Category A is for deals above £400 million and category B is for programs costing £100 million to £250 million.
Barry, though, said the issue with armored vehicle requirements isn’t just money but the changing strategic situation the SDSR will have to address.
“The latest edition of the UK defense equipment plan was written to allow the armed services to implement the 2010 SDSR. The strategic situation has changed since then. Particularly relevant to the British Army is the French operation in Mali as a model of intervention that involved some armor, including wheeled vehicles, and more importantly the events around Russia and the Ukraine,” he said.
“NATO’s readiness action plan and the UK’s commitment to send forces to train in Eastern Europe is all about deterrence. If you are going to deter Russian conventional forces you need credible land forces,” Barry said.
The Army has been working to achieve some of its priority capability improvements.
Last September, General Dynamics UK signed a £3.5 billion deal with the MoD to deliver 589 Scout Specialist Vehicles between 2017 and 2024. The first of the most important version, a reconnaissance vehicle recently named Ajax by the Army, is scheduled for delivery starting in 2020.

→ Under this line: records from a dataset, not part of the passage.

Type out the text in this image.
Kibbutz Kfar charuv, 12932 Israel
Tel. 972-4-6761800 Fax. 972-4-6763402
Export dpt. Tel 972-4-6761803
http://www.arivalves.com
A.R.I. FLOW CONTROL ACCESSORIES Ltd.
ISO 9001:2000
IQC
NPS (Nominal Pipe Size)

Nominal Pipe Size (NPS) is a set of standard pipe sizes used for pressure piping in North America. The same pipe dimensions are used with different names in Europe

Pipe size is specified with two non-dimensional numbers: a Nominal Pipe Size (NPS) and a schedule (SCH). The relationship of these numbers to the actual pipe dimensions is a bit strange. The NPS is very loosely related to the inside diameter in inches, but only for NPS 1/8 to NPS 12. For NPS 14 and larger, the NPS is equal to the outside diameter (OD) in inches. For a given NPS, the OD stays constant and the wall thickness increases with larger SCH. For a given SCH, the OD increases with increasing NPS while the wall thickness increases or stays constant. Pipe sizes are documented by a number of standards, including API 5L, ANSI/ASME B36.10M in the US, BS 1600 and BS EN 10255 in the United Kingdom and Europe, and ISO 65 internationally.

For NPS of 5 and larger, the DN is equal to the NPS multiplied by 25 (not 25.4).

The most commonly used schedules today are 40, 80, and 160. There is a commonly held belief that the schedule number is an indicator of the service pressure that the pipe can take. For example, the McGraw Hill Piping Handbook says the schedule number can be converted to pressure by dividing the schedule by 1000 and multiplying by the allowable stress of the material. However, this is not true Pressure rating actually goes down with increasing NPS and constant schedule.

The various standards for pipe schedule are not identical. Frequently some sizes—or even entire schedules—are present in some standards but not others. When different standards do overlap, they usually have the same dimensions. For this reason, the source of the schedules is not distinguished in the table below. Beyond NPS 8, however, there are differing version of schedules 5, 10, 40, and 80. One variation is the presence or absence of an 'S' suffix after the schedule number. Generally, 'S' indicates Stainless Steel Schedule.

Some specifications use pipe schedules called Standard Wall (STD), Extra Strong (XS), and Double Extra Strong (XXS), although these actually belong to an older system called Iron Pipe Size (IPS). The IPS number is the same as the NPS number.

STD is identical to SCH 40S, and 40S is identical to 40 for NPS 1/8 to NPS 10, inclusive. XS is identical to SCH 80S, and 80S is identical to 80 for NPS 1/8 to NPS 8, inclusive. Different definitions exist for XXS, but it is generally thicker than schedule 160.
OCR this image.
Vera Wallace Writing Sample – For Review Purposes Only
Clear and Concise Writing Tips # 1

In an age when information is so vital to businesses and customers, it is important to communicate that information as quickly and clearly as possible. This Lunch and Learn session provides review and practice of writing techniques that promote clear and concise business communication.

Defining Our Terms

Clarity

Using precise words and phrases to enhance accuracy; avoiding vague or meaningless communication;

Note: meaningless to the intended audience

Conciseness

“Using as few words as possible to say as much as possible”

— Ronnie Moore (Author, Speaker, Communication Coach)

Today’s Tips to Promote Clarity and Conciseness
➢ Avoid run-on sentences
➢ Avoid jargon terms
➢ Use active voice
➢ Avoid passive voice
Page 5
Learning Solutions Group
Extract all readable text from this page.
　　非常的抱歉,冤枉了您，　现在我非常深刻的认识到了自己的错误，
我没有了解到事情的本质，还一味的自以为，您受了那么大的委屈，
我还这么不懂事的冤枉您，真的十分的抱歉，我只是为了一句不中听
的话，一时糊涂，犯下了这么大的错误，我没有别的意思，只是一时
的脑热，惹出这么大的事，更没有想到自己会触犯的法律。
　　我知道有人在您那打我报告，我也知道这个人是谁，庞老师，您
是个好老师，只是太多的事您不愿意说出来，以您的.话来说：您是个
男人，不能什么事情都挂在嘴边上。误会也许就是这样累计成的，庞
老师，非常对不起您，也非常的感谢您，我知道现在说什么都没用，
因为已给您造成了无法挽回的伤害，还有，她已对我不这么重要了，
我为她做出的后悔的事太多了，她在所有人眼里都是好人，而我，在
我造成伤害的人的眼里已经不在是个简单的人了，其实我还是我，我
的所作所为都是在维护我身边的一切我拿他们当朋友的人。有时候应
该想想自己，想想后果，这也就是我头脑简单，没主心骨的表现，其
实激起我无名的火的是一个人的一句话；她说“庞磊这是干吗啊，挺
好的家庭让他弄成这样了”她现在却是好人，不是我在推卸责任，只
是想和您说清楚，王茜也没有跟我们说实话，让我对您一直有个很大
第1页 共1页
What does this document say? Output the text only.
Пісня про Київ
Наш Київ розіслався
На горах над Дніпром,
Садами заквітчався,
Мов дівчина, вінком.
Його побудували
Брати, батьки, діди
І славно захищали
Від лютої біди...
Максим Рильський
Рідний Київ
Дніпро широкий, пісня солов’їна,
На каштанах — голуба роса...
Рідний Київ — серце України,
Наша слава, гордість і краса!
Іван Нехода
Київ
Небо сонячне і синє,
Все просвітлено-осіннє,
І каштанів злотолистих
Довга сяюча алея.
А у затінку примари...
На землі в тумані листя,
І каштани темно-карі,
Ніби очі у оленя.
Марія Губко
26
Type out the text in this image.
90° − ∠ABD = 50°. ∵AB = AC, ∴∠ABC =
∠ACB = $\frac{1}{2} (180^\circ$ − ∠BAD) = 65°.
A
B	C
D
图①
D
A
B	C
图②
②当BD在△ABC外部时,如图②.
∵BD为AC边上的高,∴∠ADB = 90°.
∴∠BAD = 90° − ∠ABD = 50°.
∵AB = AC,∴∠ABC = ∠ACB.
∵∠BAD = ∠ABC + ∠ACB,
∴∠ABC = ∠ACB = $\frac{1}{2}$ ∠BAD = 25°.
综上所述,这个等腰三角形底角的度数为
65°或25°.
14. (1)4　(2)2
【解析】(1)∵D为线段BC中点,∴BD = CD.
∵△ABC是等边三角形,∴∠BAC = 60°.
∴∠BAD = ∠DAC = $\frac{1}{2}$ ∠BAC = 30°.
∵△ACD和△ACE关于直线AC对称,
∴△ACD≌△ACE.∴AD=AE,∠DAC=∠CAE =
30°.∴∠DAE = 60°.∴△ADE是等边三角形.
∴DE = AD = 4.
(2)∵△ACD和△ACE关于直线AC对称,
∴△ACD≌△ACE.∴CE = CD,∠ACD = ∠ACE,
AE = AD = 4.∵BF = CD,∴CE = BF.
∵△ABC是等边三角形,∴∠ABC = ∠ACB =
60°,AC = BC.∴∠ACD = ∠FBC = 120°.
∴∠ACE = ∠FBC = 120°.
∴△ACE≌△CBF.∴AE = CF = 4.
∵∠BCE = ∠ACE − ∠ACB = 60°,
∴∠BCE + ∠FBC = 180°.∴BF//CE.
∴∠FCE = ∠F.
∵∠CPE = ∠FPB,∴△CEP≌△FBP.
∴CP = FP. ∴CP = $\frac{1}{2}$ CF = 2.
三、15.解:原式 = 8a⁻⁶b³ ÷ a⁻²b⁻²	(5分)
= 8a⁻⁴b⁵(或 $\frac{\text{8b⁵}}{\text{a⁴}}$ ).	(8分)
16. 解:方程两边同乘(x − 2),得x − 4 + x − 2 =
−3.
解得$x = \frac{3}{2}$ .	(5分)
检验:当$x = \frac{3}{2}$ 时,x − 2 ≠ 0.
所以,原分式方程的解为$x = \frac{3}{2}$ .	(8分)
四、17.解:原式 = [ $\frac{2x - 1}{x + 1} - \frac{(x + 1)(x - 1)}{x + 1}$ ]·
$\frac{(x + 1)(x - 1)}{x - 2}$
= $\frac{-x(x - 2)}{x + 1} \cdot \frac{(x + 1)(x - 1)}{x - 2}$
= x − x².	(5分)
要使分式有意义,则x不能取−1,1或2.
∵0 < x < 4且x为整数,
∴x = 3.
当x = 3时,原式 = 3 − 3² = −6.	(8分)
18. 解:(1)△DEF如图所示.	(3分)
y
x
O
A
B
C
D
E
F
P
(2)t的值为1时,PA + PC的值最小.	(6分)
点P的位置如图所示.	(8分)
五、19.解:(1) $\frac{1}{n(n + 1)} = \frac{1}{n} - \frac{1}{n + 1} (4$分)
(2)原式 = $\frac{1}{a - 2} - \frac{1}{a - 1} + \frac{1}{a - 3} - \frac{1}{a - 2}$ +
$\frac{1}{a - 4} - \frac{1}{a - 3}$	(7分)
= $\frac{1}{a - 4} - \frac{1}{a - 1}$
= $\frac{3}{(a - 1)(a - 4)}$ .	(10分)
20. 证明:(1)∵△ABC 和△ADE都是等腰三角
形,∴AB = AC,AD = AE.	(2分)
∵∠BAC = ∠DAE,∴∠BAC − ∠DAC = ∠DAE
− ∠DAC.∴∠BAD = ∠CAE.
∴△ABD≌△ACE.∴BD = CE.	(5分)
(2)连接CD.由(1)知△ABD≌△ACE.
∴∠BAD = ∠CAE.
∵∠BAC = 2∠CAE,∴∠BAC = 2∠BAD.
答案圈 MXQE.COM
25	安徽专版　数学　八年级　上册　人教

Lockheed Martin UK is in a £642 million development phase of a program to update the Warrior infantry fighting vehicle with a new turret, 40mm cannon and other improvements.
The Lockheed spokeswoman said the production element of the contract is “currently scheduled to be awarded in December 2017.”
The MoD was less clear about the timing for a production contract, suggesting there are still issues to be resolved.
“A decision to proceed to contract for manufacture will be made once the MoD is clear that the proposed solution provides confidence and value for money for this phase. It is anticipated that trials will commence in 2016 and an initial operating capability will be delivered in 2019,” said the MoD spokesman.